Daaaaaaaaaamn! It's only 11:30am????!!!!!!!
I've been hauling ass up-mountain through thick jungle growth for what's been apparently the last three hours. Feels like five. Bushwhacking. Scrambling over rock faces and finding purchase against the steep muddy slope by the aid of manifold sturdy vines (a fly has alighted on the leaf next to me. His body is deepest iridescent ultramarine. Shocking.) I've packed away my sandals long ago. The surface between foot soles and sandal has become wet with mud and my feet slide about inside. Can't have none of that. Stow them for later. Well enough. Naked feet find superior purchase. Toes wrap around and grip roots and rocks, dig into mud, splay out when necessary to assist balance. My focus is narrow with purpose. Escape.

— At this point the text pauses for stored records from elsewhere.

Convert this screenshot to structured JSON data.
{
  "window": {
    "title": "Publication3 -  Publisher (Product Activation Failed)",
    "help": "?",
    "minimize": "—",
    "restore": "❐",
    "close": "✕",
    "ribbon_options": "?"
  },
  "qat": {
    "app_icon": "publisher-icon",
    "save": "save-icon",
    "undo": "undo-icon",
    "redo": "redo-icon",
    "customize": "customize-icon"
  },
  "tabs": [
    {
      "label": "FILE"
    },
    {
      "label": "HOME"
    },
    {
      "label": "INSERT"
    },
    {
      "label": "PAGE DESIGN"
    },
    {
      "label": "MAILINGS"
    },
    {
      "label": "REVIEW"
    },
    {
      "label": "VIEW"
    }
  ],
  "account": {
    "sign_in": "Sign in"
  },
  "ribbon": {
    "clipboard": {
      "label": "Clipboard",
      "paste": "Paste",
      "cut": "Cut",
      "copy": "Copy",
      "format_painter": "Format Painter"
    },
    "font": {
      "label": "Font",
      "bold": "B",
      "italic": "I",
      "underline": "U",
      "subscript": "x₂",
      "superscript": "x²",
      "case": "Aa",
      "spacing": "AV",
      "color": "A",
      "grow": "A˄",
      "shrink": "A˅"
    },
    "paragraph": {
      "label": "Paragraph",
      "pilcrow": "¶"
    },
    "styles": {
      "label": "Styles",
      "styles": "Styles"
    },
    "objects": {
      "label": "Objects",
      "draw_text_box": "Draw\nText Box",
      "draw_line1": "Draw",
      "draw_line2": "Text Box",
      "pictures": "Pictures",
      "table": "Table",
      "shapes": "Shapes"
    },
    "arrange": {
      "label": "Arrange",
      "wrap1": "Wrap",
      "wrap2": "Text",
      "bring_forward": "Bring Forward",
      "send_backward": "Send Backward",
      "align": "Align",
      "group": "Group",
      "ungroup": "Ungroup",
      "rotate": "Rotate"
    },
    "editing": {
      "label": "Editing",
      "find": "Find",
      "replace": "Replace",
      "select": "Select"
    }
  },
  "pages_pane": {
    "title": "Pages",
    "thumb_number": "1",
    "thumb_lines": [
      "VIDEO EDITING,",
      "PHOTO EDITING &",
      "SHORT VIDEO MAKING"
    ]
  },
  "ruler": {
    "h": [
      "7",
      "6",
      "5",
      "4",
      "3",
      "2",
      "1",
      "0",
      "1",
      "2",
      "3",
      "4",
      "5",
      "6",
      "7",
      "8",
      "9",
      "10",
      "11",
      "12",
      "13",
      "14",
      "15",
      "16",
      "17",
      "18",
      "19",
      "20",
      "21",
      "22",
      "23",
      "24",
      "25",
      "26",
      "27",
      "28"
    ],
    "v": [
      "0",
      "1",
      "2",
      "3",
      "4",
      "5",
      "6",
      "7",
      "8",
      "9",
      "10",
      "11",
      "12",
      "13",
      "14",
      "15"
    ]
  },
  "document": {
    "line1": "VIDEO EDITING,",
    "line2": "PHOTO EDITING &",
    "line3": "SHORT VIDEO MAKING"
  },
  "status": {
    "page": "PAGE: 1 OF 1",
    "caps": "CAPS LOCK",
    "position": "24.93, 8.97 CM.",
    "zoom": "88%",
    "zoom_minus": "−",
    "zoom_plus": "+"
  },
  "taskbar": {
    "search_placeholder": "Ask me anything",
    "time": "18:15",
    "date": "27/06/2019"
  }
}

Another short week of work as the Easter holiday looms. You see, here in Indoland religious tolerance means you may claim one of five theisms as your religious philosophy, as long as you have some form of belief in god. This means you may be Muslim, Catholic, Christian (Protestant), Buddhist, or Hindu. Not really sure how Buddhism relates to belief in god, but, you know, not my country. Anyhow, the government in all its generosity provides national holidays for all the major observances. Hence Good Friday is a paid holiday. Therefore, three day weekend.
I'm eager to go for a hike but most of my colleagues have to work on Saturday. One of the Indo teachers has promised to show me a prime hiking spot but backs out for fear of rain. Not sure if I really understand why rain is such a deterrent to hiking. I'm packing my rain jacket, 'nuff sed.
I've decided to try spending the night on this ridge. I don't know, take advantage of the long break. Enjoy the solitude. I think it's a totally attractive idea and completely within the bounds of plausibility. Don't need much, and what I need I've got, namely some water, a change of clothes, some rain gear. I haven't had much of an appetite lately so I think I can manage with a few local fruits. I've got a little bag of Duku (doo-koo) with me. These little gems come packed in segments within a robust brown husk. Each segment peels away from the other, not unlike an orange, producing a translucent white fruit. The best segments are still in development, lacking the bitter seed that more mature segments contain.
As per my colleague's advice I catch an Angkot outta town, saying only "Sukamantri" to the driver, a place name. All the other passangers nod and murmur in concurrence, apparently this is a good choice, or perhaps they're meerly agreeing that this is indeed the correct transport for reaching my stated destination. I got up early for this in an effort to beat insane traffic, an effort that paid off as a half hour later I was dropped off at a narrow road leading towards my adventure. Immediately upon exiting the vehicle I was solicited a ride from an Ojek, an offer I gladly accepted and which worked out to my benefit as the the road proved steep, rocky, and long. By and by we entered the forest as the path continued to climb. Now we teetered on the edge of the slope as the bike fought for purchase in the loose fist-sized gravel. I feared for the safety of mountain bikers we haphazardly passed along the way but we made it without incident.
At the top was a quaint little gate marking the entrance to the park. Large flats spread out to accomodate pit fires and tents. Looks like a nice campground. Not what I came for. End of the line, bogus! I find a little path and dip off into the jungle. Before long I'm barefoot rambling up watersheds that trickle off and I'm making my way through jungle bush with no apparent destination other than up. It's always easier to climb than to descend and the narrow mind looses sight of future challenges. My determination drew me through some hairy terrain and truth be told I'm not sure if I'll find the same route back. Not to worry though. The rushing river below points towards civilization.